Stocks ended the week mixed after losses related to a lower fourth-quarter Gross Domestic Product estimate. However, after a lackluster January, the major indices ended February on an upbeat note, with the S&P 500 posting a 5.5% gain.1 For the week, the S&P 500 lost 0.27%, the Dow lost edged down 0.04%, and the NASDAQ gained 0.15%.2
Though we’re two-thirds through with the first quarter of 2015, investors were thinking about fourth-quarter 2014 GDP last week. The revised estimate shows that the economy grew 2.2% in the final three months of the year, lower than the 2.6% originally reported. However, the good news is that consumer spending, one of the largest contributors to the economy, grew at the fastest pace in four years.3 A significant downward revision of business inventories, a measure of how optimistic U.S. firms are about future demand, was mostly responsible for the lower GDP report.4
Federal Reserve chair Janet Yellen gave investors some more guidance about interest rates in speeches before the House and Senate. Though she still preaches patience, she also indicated that the central bank might raise rates as early as July. Though the rate raise may give stocks the jitters, banks may respond by raising consumer rates to compete for your business. On the other hand, higher rates could drag on the housing market.5
With earnings season largely over, we can start drawing some conclusions about how U.S. companies did in the fourth quarter. Overall, Q4 earnings gave us a mixed picture. Out of 465 S&P 500 companies, earnings were up 6.5 percent over fourth quarter 2013, but revenues were up just 1.6 percent.6 These results suggest that many firms are still struggling with weak demand. Many firms also issued low guidance for the first quarter of 2015, indicating that they’re worried about their growth prospects this year – this squares with the lower business inventories data found in the Q4 GDP report.7 Hopefully, we’ll see lower energy prices push up spending and help U.S. companies beat their earnings estimates.

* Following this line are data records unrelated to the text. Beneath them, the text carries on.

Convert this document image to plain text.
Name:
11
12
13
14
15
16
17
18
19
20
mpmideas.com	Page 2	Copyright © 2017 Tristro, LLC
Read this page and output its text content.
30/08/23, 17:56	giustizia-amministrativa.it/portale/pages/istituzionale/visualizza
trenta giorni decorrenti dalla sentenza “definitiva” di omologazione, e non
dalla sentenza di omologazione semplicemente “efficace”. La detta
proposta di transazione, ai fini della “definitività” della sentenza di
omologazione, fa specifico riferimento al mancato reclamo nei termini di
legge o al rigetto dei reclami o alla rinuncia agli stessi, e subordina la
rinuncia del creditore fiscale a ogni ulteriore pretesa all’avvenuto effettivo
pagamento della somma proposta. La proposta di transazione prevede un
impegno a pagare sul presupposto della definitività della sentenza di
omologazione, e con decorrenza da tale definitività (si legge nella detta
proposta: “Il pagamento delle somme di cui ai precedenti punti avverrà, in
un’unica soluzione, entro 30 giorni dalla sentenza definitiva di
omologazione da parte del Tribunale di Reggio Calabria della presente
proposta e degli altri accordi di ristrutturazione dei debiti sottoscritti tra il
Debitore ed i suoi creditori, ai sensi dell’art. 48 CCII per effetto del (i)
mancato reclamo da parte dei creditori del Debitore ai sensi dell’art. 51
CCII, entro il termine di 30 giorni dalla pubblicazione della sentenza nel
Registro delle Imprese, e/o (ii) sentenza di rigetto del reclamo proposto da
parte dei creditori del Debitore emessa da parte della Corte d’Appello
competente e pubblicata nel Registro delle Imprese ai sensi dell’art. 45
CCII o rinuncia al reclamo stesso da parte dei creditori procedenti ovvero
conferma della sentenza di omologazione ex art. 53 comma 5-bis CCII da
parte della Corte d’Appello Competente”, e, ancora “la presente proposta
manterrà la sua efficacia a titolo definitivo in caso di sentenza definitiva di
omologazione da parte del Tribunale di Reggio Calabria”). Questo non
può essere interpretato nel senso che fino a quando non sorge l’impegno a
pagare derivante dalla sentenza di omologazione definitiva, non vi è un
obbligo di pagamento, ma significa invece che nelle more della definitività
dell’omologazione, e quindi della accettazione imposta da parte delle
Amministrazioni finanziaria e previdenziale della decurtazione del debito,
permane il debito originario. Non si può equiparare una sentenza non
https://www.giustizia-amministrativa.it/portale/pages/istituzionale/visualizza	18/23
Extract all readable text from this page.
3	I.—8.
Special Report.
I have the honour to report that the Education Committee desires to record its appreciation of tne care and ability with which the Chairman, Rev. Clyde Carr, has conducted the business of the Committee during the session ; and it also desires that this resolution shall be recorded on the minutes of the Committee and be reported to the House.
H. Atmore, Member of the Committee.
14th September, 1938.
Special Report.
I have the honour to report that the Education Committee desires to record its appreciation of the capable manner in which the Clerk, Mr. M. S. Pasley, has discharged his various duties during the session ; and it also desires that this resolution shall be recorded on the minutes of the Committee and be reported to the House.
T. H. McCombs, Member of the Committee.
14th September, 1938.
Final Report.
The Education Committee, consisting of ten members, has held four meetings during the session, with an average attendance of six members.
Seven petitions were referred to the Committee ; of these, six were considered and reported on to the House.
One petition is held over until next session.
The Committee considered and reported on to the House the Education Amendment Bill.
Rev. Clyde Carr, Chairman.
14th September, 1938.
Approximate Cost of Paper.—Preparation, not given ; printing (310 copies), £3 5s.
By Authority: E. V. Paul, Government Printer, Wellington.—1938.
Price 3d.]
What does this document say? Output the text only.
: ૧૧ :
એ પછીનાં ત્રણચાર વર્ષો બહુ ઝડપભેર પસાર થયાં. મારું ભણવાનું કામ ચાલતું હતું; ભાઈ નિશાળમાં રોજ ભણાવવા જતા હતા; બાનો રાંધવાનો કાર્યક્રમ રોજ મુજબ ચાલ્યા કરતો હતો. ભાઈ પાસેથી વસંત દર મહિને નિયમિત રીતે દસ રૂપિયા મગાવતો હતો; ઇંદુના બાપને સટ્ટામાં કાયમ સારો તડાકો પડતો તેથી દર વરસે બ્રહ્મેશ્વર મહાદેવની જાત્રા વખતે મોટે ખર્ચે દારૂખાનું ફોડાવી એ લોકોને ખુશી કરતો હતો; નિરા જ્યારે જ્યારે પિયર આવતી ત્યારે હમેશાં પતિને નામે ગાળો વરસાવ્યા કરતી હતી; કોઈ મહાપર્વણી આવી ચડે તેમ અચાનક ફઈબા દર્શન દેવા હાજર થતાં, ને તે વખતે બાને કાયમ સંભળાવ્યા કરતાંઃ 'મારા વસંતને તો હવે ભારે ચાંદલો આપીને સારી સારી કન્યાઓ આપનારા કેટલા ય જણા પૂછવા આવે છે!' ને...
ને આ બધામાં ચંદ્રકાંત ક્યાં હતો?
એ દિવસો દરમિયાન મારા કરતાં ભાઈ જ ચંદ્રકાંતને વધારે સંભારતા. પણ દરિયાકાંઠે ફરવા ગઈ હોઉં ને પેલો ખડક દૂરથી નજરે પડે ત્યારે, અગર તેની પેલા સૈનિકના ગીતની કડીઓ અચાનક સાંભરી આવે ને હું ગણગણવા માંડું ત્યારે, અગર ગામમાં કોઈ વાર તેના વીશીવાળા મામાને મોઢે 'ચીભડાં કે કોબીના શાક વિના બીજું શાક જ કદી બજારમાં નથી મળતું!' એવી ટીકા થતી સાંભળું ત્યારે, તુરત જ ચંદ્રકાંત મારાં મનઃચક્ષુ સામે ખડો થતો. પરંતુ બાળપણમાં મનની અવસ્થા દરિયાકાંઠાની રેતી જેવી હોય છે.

Looking ahead, analysts will be focusing on the February jobs report this week, which they hope will show that the labor market continues to recover. Investors will spotlight wage growth, a key figure that indicates how much more money workers have in their wallets.8 Economists anticipate that improving job prospects and low gasoline prices could support increased consumer spending this quarter.